Rituals stored in the basal ganglia have been used to explain some of the most puzzling cases of OCD: children who go to bed fine and wake up the next morning with severe obsessions and compulsions. It's a controversial area, but if the scientists and doctors who have investigated these cases are correct then it presents a startling conclusion – OCD can be passed from person to person as easily as a sore throat.

In early 1991, a 10-year-old boy was brought to the US National Institute of Mental Health in Maryland after he seemed to develop OCD overnight. He woke one day with severe obsessive concerns about Aids and other germs, as well as compulsions to clean and hoard. Within two days the boy could not face school, or anything else. He had developed a spitting tic alongside the obsessive thoughts, and jerky, abrupt movements. But the night before his symptoms arrived, his mother said, he had been completely healthy. Well, almost.

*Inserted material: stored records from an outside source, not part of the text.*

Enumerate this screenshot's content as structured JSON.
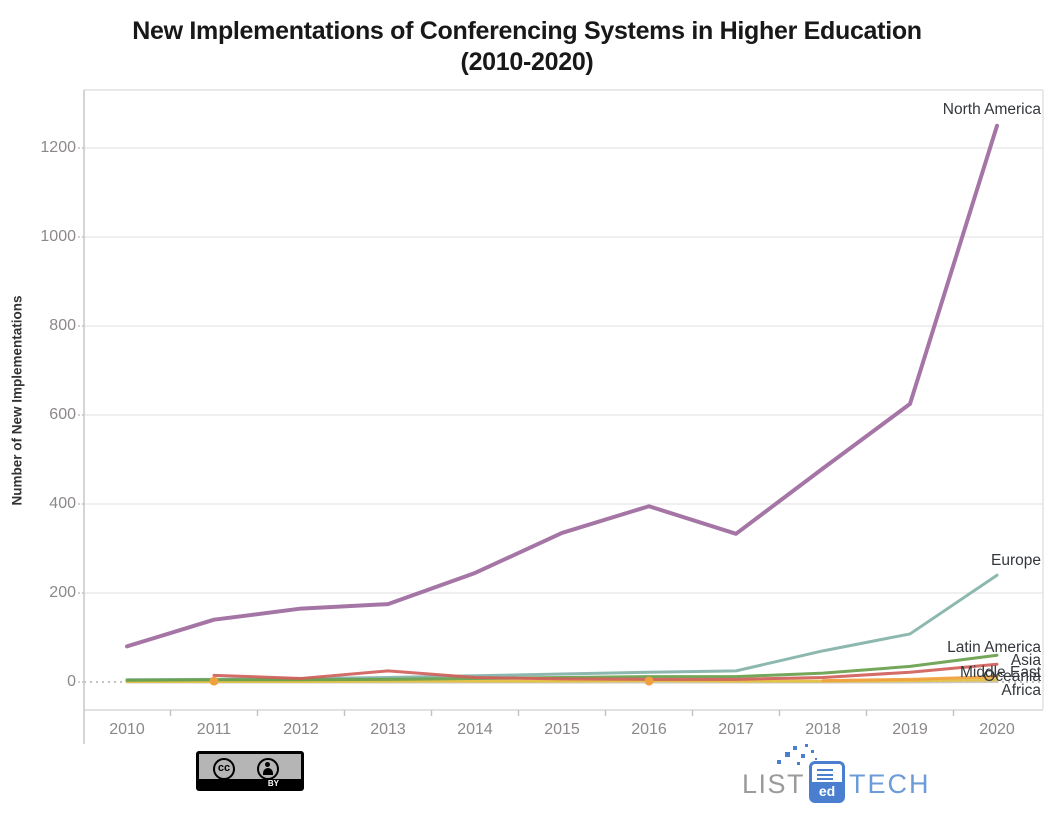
{
  "title": {
    "line1": "New Implementations of Conferencing Systems in Higher Education",
    "line2": "(2010-2020)"
  },
  "y_axis": {
    "label": "Number of New Implementations",
    "ticks": [
      0,
      200,
      400,
      600,
      800,
      1000,
      1200
    ]
  },
  "x_axis": {
    "ticks": [
      "2010",
      "2011",
      "2012",
      "2013",
      "2014",
      "2015",
      "2016",
      "2017",
      "2018",
      "2019",
      "2020"
    ]
  },
  "chart_data": {
    "type": "line",
    "title": "New Implementations of Conferencing Systems in Higher Education (2010-2020)",
    "xlabel": "",
    "ylabel": "Number of New Implementations",
    "x": [
      2010,
      2011,
      2012,
      2013,
      2014,
      2015,
      2016,
      2017,
      2018,
      2019,
      2020
    ],
    "ylim": [
      0,
      1270
    ],
    "grid": true,
    "legend_position": "line-end-labels",
    "zero_line_style": "dotted",
    "series": [
      {
        "name": "Africa",
        "color": "#c9c4c0",
        "values": [
          0,
          0,
          0,
          0,
          0,
          0,
          0,
          0,
          0,
          0,
          1
        ]
      },
      {
        "name": "Oceania",
        "color": "#e5c13f",
        "values": [
          1,
          1,
          1,
          2,
          2,
          2,
          3,
          2,
          2,
          3,
          5
        ]
      },
      {
        "name": "Europe",
        "color": "#83b2a9",
        "values": [
          5,
          6,
          8,
          10,
          14,
          18,
          22,
          25,
          70,
          108,
          240
        ]
      },
      {
        "name": "Latin America",
        "color": "#68a04c",
        "values": [
          4,
          5,
          5,
          6,
          8,
          10,
          12,
          12,
          20,
          35,
          60
        ]
      },
      {
        "name": "Asia",
        "color": "#d0605a",
        "values": [
          null,
          15,
          8,
          25,
          10,
          7,
          6,
          6,
          10,
          22,
          40
        ]
      },
      {
        "name": "Middle East",
        "color": "#f0a13f",
        "values": [
          null,
          2,
          null,
          null,
          null,
          null,
          2,
          null,
          3,
          6,
          12
        ]
      },
      {
        "name": "North America",
        "color": "#9d6a9d",
        "values": [
          80,
          140,
          165,
          175,
          245,
          335,
          395,
          333,
          480,
          625,
          1250
        ]
      }
    ]
  },
  "footer": {
    "license_badge": {
      "by_label": "BY",
      "cc_label": "cc"
    },
    "logo": {
      "prefix": "LIST",
      "icon_text": "ed",
      "suffix": "TECH"
    }
  }
}
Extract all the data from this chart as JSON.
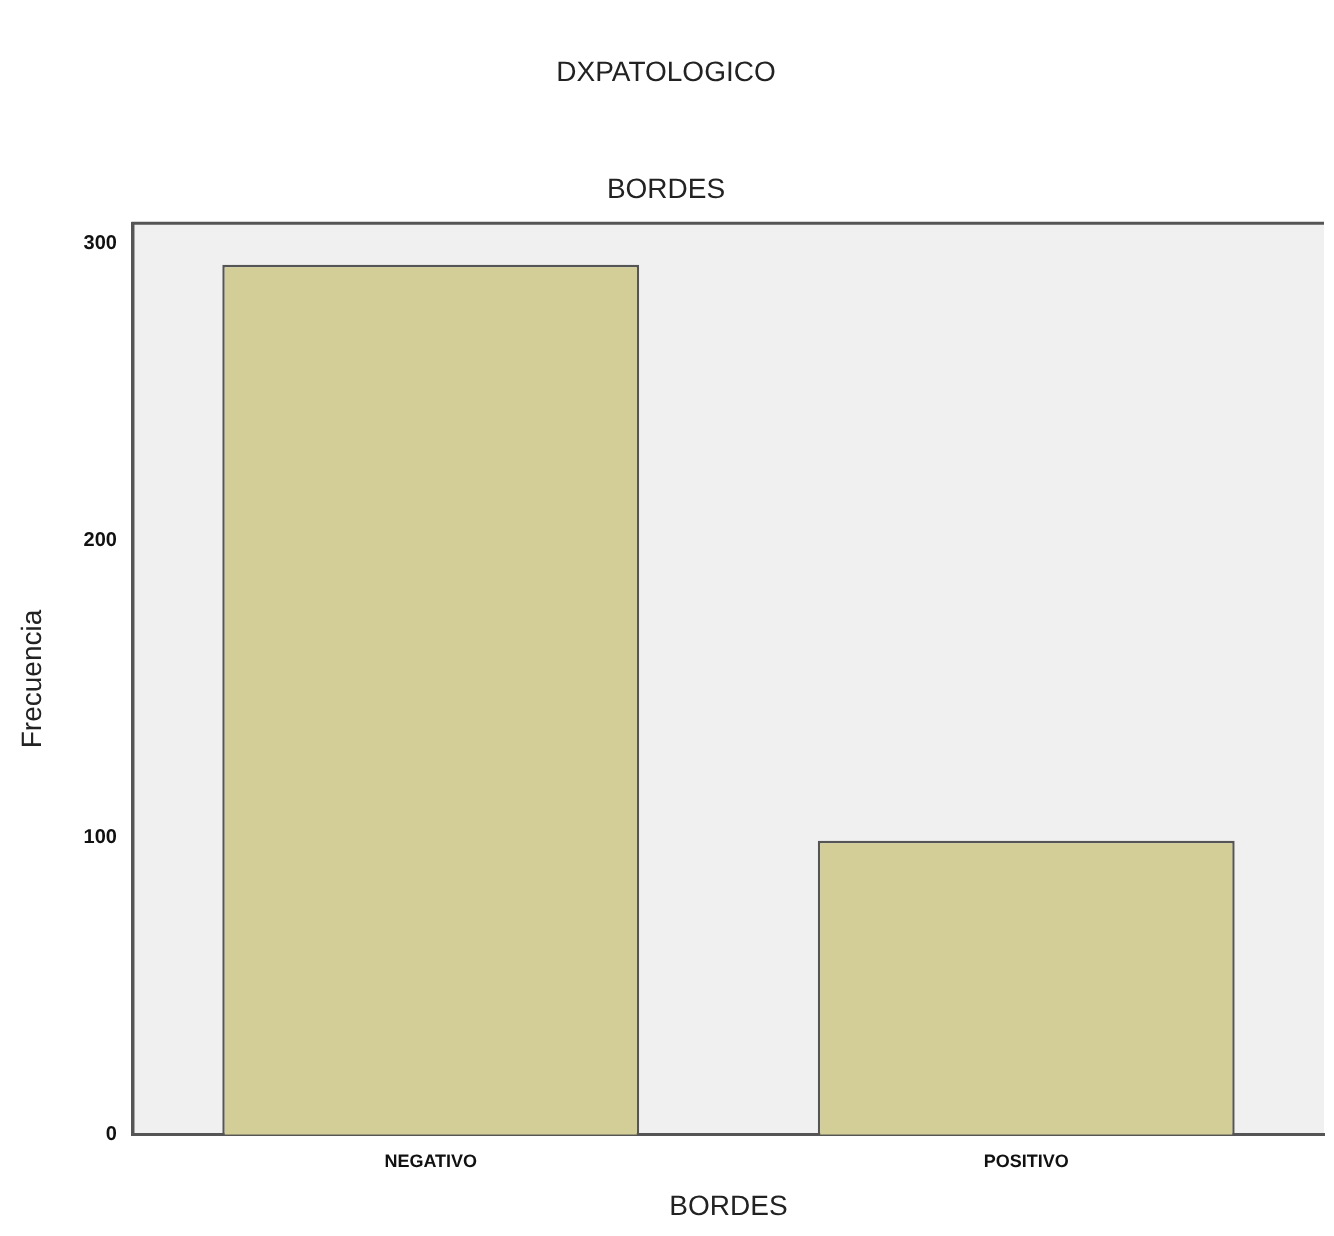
{
  "chart_data": {
    "type": "bar",
    "title": "DXPATOLOGICO",
    "subtitle": "BORDES",
    "xlabel": "BORDES",
    "ylabel": "Frecuencia",
    "categories": [
      "NEGATIVO",
      "POSITIVO"
    ],
    "values": [
      293,
      99
    ],
    "color": "#d3ce98",
    "ylim": [
      0,
      307
    ],
    "yticks": [
      0,
      100,
      200,
      300
    ],
    "grid": false,
    "legend": false
  }
}
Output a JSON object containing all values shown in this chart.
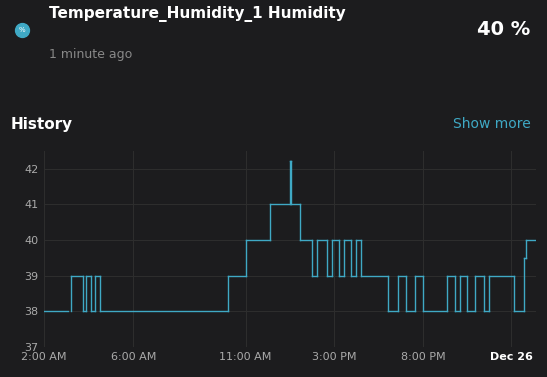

She was a medical technologist and she pointed out to the NIMH doctors that, just a couple of weeks before, the boy had been diagnosed with a throat infection; specifically, he had pharyngitis caused by streptococcal bacteria. What's more, the boy's older brother suffered from a tic disorder that waxed and waned, and his most recent bad days, the woman realized, had come after he had been ill with the same throat infection as his younger brother. ‘There had to be a connection,' she said.